The mean age of patients from the NHDS (hospital discharge) data set was just over 42 years old, and AAs made up the majority of the study group (Table 1). Race was not reported for 29.1% of patients with HIV-PAH in the NHDS data set. Mean age could not be obtained for the NVSS data set, but it was observed that the group consisted of a slightly higher percentage of white patients than AA patients.

Table 1.

Demographic characteristics of patients with human immunodeficiency virus infection–associated pulmonary arterial hypertension

Characteristic	NHDS data (n = 797)	NVSS data (n = 254)	Sitbon et al.³ (n = 35)
Age, years, mean (SD)	42.5 (7.8)	…^a	41.81 (8.04)
Male sex	59.7	60.2	71
Race:
White	5.8	57.1	80
African American	54.2	42.5	17
Other	10.9	0.4	3
Not reported	29.1	…^b	…^b

Open in a new tab

^Note

Data are percentage of patients, unless otherwise indicated. NHDS: National Hospital Discharge Survey; NVSS: National Vital Statistics Systems; SD: standard deviation.

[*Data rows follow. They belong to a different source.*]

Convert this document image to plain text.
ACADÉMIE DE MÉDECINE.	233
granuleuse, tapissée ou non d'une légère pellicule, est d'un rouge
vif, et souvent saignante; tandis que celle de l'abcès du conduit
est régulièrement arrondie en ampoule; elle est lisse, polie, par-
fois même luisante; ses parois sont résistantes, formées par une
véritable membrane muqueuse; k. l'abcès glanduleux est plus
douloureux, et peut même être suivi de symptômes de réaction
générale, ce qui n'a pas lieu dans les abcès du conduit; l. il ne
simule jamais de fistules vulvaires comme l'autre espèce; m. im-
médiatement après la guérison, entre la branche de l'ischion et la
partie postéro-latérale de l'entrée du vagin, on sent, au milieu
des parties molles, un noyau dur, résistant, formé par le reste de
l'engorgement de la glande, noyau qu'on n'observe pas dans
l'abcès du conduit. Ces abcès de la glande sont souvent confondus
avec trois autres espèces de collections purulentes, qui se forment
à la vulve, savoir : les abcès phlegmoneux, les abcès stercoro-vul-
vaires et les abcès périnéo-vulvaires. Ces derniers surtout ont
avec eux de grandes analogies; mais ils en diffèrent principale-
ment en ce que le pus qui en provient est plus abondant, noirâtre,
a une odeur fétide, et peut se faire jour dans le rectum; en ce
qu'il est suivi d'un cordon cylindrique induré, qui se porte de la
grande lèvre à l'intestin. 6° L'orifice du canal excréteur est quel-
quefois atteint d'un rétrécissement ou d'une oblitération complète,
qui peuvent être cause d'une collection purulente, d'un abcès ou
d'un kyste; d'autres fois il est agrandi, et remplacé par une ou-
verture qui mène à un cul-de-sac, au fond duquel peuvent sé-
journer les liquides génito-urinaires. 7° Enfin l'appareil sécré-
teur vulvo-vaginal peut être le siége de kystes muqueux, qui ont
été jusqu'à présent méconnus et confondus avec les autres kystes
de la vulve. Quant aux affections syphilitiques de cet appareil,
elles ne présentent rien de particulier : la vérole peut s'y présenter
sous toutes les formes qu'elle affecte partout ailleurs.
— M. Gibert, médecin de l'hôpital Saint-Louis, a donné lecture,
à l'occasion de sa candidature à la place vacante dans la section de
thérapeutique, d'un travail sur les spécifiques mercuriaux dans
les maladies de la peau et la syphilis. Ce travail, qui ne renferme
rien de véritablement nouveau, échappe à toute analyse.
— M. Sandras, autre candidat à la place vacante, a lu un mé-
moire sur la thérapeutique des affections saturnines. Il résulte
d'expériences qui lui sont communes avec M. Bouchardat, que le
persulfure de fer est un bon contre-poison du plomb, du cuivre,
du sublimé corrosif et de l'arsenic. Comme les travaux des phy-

Mean age cannot be calculated using Centers for Disease Control and Prevention Wide-ranging Online Data for Epidemiologic Research website.

Race was reported for all cases.

Seven hundred ninety-seven of 1,944,365 discharged patients were identified as having HIV-PAH, leading to an estimated prevalence of 0.04%. In comparison, 254 of 165,714 decedents with HIV infection or AIDS were identified as having HIV-PAH, resulting in a prevalence of 0.15%. The prevalences of HIV-PAH at hospital discharge and death were significantly lower (P < 0.001) than the HIV-PAH prevalence of 0.5% reported previously in the literature (Fig. 1). The lower prevalences of HIV-PAH observed in the NHDS (hospital discharge) and NVSS (mortality) data sets were independent of race (Table 2).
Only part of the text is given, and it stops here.